Complement-Mediated Microglial Phagocytosis and Pathological Changes in the Development and Degeneration of the Visual System

Abstract

The focus of this review is the role of complement-mediated phagocytosis in retinal and neurological diseases affecting the visual system. Complement activation products opsonize synaptic material on neurons for phagocytic removal, which is a normal physiological process during development, but a pathological process in several neurodegenerative diseases and conditions. We discuss the role of complement in the refinement and elimination of synapses in the retina and lateral geniculate nucleus, both during development and in disease states. How complement and aberrant phagocytosis promotes injury to the visual system is discussed primarily in the context of multiple sclerosis, where it has been extensively studied, although the role of complement in visual dysfunction in other diseases such as stroke and traumatic brain injury is also highlighted. Retinal diseases are also covered, with a focus on glaucoma and age-related macular degeneration. Finally, we discuss the potential of complement inhibitory strategies to treat diseases affecting the visual system.

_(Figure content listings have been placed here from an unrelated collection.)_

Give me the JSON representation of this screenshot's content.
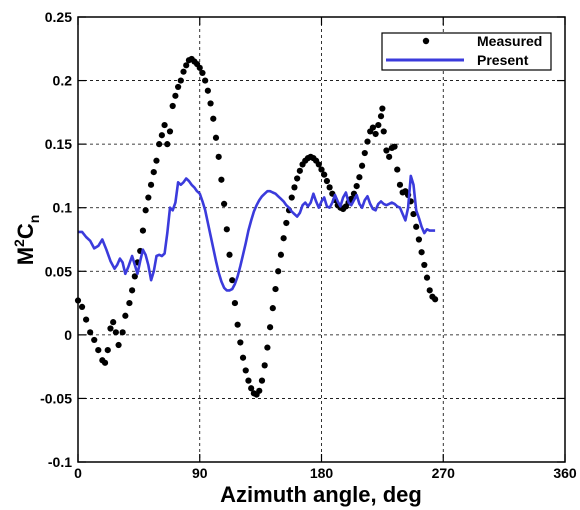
{
  "chart_data": {
    "type": "line",
    "xlabel": "Azimuth angle, deg",
    "ylabel_base": "M",
    "ylabel_sup": "2",
    "ylabel_mid": "C",
    "ylabel_sub": "n",
    "xlim": [
      0,
      360
    ],
    "ylim": [
      -0.1,
      0.25
    ],
    "xticks": [
      0,
      90,
      180,
      270,
      360
    ],
    "yticks": [
      -0.1,
      -0.05,
      0,
      0.05,
      0.1,
      0.15,
      0.2,
      0.25
    ],
    "xtick_labels": [
      "0",
      "90",
      "180",
      "270",
      "360"
    ],
    "ytick_labels": [
      "-0.1",
      "-0.05",
      "0",
      "0.05",
      "0.1",
      "0.15",
      "0.2",
      "0.25"
    ],
    "grid": true,
    "legend_position": "top-right",
    "series": [
      {
        "name": "Measured",
        "style": "markers",
        "color": "#000000",
        "points": [
          [
            0,
            0.027
          ],
          [
            3,
            0.022
          ],
          [
            6,
            0.012
          ],
          [
            9,
            0.002
          ],
          [
            12,
            -0.004
          ],
          [
            15,
            -0.012
          ],
          [
            18,
            -0.02
          ],
          [
            20,
            -0.022
          ],
          [
            22,
            -0.012
          ],
          [
            24,
            0.005
          ],
          [
            26,
            0.01
          ],
          [
            28,
            0.002
          ],
          [
            30,
            -0.008
          ],
          [
            33,
            0.002
          ],
          [
            35,
            0.015
          ],
          [
            38,
            0.025
          ],
          [
            40,
            0.035
          ],
          [
            42,
            0.046
          ],
          [
            44,
            0.057
          ],
          [
            46,
            0.066
          ],
          [
            48,
            0.082
          ],
          [
            50,
            0.098
          ],
          [
            52,
            0.108
          ],
          [
            54,
            0.118
          ],
          [
            56,
            0.128
          ],
          [
            58,
            0.137
          ],
          [
            60,
            0.15
          ],
          [
            62,
            0.157
          ],
          [
            64,
            0.165
          ],
          [
            66,
            0.15
          ],
          [
            68,
            0.16
          ],
          [
            70,
            0.18
          ],
          [
            72,
            0.188
          ],
          [
            74,
            0.195
          ],
          [
            76,
            0.2
          ],
          [
            78,
            0.207
          ],
          [
            80,
            0.212
          ],
          [
            82,
            0.216
          ],
          [
            84,
            0.217
          ],
          [
            86,
            0.215
          ],
          [
            88,
            0.213
          ],
          [
            90,
            0.21
          ],
          [
            92,
            0.206
          ],
          [
            94,
            0.2
          ],
          [
            96,
            0.192
          ],
          [
            98,
            0.182
          ],
          [
            100,
            0.17
          ],
          [
            102,
            0.155
          ],
          [
            104,
            0.14
          ],
          [
            106,
            0.122
          ],
          [
            108,
            0.103
          ],
          [
            110,
            0.083
          ],
          [
            112,
            0.063
          ],
          [
            114,
            0.043
          ],
          [
            116,
            0.025
          ],
          [
            118,
            0.008
          ],
          [
            120,
            -0.006
          ],
          [
            122,
            -0.018
          ],
          [
            124,
            -0.028
          ],
          [
            126,
            -0.036
          ],
          [
            128,
            -0.042
          ],
          [
            130,
            -0.046
          ],
          [
            132,
            -0.047
          ],
          [
            134,
            -0.044
          ],
          [
            136,
            -0.036
          ],
          [
            138,
            -0.024
          ],
          [
            140,
            -0.01
          ],
          [
            142,
            0.006
          ],
          [
            144,
            0.021
          ],
          [
            146,
            0.036
          ],
          [
            148,
            0.05
          ],
          [
            150,
            0.063
          ],
          [
            152,
            0.076
          ],
          [
            154,
            0.088
          ],
          [
            156,
            0.098
          ],
          [
            158,
            0.108
          ],
          [
            160,
            0.116
          ],
          [
            162,
            0.123
          ],
          [
            164,
            0.129
          ],
          [
            166,
            0.134
          ],
          [
            168,
            0.137
          ],
          [
            170,
            0.139
          ],
          [
            172,
            0.14
          ],
          [
            174,
            0.139
          ],
          [
            176,
            0.137
          ],
          [
            178,
            0.134
          ],
          [
            180,
            0.13
          ],
          [
            182,
            0.126
          ],
          [
            184,
            0.121
          ],
          [
            186,
            0.116
          ],
          [
            188,
            0.111
          ],
          [
            190,
            0.106
          ],
          [
            192,
            0.102
          ],
          [
            194,
            0.1
          ],
          [
            196,
            0.099
          ],
          [
            198,
            0.101
          ],
          [
            200,
            0.104
          ],
          [
            202,
            0.107
          ],
          [
            204,
            0.111
          ],
          [
            206,
            0.117
          ],
          [
            208,
            0.124
          ],
          [
            210,
            0.133
          ],
          [
            212,
            0.143
          ],
          [
            214,
            0.152
          ],
          [
            216,
            0.16
          ],
          [
            218,
            0.163
          ],
          [
            220,
            0.158
          ],
          [
            222,
            0.165
          ],
          [
            224,
            0.172
          ],
          [
            225,
            0.178
          ],
          [
            226,
            0.16
          ],
          [
            228,
            0.145
          ],
          [
            230,
            0.14
          ],
          [
            232,
            0.147
          ],
          [
            234,
            0.148
          ],
          [
            236,
            0.13
          ],
          [
            238,
            0.118
          ],
          [
            240,
            0.112
          ],
          [
            242,
            0.113
          ],
          [
            244,
            0.11
          ],
          [
            246,
            0.105
          ],
          [
            248,
            0.095
          ],
          [
            250,
            0.085
          ],
          [
            252,
            0.075
          ],
          [
            254,
            0.065
          ],
          [
            256,
            0.055
          ],
          [
            258,
            0.045
          ],
          [
            260,
            0.035
          ],
          [
            262,
            0.03
          ],
          [
            264,
            0.028
          ]
        ]
      },
      {
        "name": "Present",
        "style": "line",
        "color": "#3b3bdc",
        "points": [
          [
            0,
            0.081
          ],
          [
            3,
            0.081
          ],
          [
            6,
            0.077
          ],
          [
            9,
            0.074
          ],
          [
            12,
            0.068
          ],
          [
            15,
            0.07
          ],
          [
            18,
            0.075
          ],
          [
            21,
            0.067
          ],
          [
            24,
            0.058
          ],
          [
            27,
            0.052
          ],
          [
            29,
            0.055
          ],
          [
            31,
            0.06
          ],
          [
            33,
            0.057
          ],
          [
            35,
            0.048
          ],
          [
            37,
            0.053
          ],
          [
            40,
            0.062
          ],
          [
            42,
            0.055
          ],
          [
            44,
            0.048
          ],
          [
            46,
            0.058
          ],
          [
            48,
            0.067
          ],
          [
            50,
            0.063
          ],
          [
            52,
            0.055
          ],
          [
            54,
            0.043
          ],
          [
            56,
            0.05
          ],
          [
            58,
            0.062
          ],
          [
            60,
            0.063
          ],
          [
            62,
            0.062
          ],
          [
            64,
            0.064
          ],
          [
            66,
            0.08
          ],
          [
            68,
            0.1
          ],
          [
            70,
            0.098
          ],
          [
            72,
            0.104
          ],
          [
            74,
            0.12
          ],
          [
            76,
            0.118
          ],
          [
            78,
            0.12
          ],
          [
            80,
            0.123
          ],
          [
            82,
            0.121
          ],
          [
            84,
            0.118
          ],
          [
            86,
            0.116
          ],
          [
            88,
            0.113
          ],
          [
            90,
            0.111
          ],
          [
            92,
            0.105
          ],
          [
            94,
            0.098
          ],
          [
            96,
            0.088
          ],
          [
            98,
            0.078
          ],
          [
            100,
            0.068
          ],
          [
            102,
            0.058
          ],
          [
            104,
            0.049
          ],
          [
            106,
            0.042
          ],
          [
            108,
            0.037
          ],
          [
            110,
            0.035
          ],
          [
            112,
            0.035
          ],
          [
            114,
            0.036
          ],
          [
            116,
            0.04
          ],
          [
            118,
            0.046
          ],
          [
            120,
            0.054
          ],
          [
            122,
            0.063
          ],
          [
            124,
            0.072
          ],
          [
            126,
            0.082
          ],
          [
            128,
            0.09
          ],
          [
            130,
            0.097
          ],
          [
            132,
            0.102
          ],
          [
            134,
            0.106
          ],
          [
            136,
            0.109
          ],
          [
            138,
            0.111
          ],
          [
            140,
            0.113
          ],
          [
            142,
            0.113
          ],
          [
            144,
            0.112
          ],
          [
            146,
            0.111
          ],
          [
            148,
            0.109
          ],
          [
            150,
            0.107
          ],
          [
            152,
            0.105
          ],
          [
            154,
            0.102
          ],
          [
            156,
            0.1
          ],
          [
            158,
            0.097
          ],
          [
            160,
            0.095
          ],
          [
            162,
            0.093
          ],
          [
            164,
            0.096
          ],
          [
            166,
            0.102
          ],
          [
            168,
            0.104
          ],
          [
            170,
            0.101
          ],
          [
            172,
            0.104
          ],
          [
            174,
            0.111
          ],
          [
            176,
            0.105
          ],
          [
            178,
            0.1
          ],
          [
            180,
            0.105
          ],
          [
            182,
            0.108
          ],
          [
            184,
            0.101
          ],
          [
            186,
            0.1
          ],
          [
            188,
            0.104
          ],
          [
            190,
            0.11
          ],
          [
            192,
            0.105
          ],
          [
            194,
            0.101
          ],
          [
            196,
            0.108
          ],
          [
            198,
            0.112
          ],
          [
            200,
            0.104
          ],
          [
            202,
            0.102
          ],
          [
            204,
            0.106
          ],
          [
            206,
            0.11
          ],
          [
            208,
            0.103
          ],
          [
            210,
            0.1
          ],
          [
            212,
            0.106
          ],
          [
            214,
            0.109
          ],
          [
            216,
            0.103
          ],
          [
            218,
            0.099
          ],
          [
            220,
            0.098
          ],
          [
            222,
            0.103
          ],
          [
            224,
            0.105
          ],
          [
            226,
            0.103
          ],
          [
            228,
            0.102
          ],
          [
            230,
            0.103
          ],
          [
            232,
            0.104
          ],
          [
            234,
            0.103
          ],
          [
            236,
            0.101
          ],
          [
            238,
            0.1
          ],
          [
            240,
            0.095
          ],
          [
            242,
            0.09
          ],
          [
            244,
            0.1
          ],
          [
            246,
            0.125
          ],
          [
            248,
            0.118
          ],
          [
            250,
            0.098
          ],
          [
            252,
            0.092
          ],
          [
            254,
            0.085
          ],
          [
            256,
            0.08
          ],
          [
            258,
            0.083
          ],
          [
            260,
            0.082
          ],
          [
            262,
            0.082
          ],
          [
            264,
            0.082
          ]
        ]
      }
    ]
  }
}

Keywords: age-related macular degeneration; complement; glaucoma; lateral geniculate nucleus; multiple sclerosis; phagocytosis; retina; synapse.

Figure 1

Overview of the visual system. (A) Layers of the retina: ILM, inner limiting membrane; NFL, nerve fiber layer; GCL, ganglion cell layer; IPL, inner plexiform layer; INL, inner nuclear layer; OPL, outer plexiform layer; ONL, outer nuclear layer; PL, photoreceptor layer; RPE, retinal pigment epithelium. Connections and cell types are explained in the text. (B) Connectivity of the visual system: eye (1), optic nerve (2), optic chiasm (3), optic tract (4), lateral geniculate nucleus (5), optic radiation (6), primary visual cortex (7).

Figure 2

Overview of the complement system. There are three main complement activation pathways: the classical (top), lectin (middle), and alternative (bottom). All of these pathways lead to the cleavage of C3 and subsequently C5, leading to the opsonization of tissues (by C3b, iC3b, and C3d), the production of anaphylatoxins (C3a and C5a), and the assembly of the cytolytic membrane attack complex (C5b-9).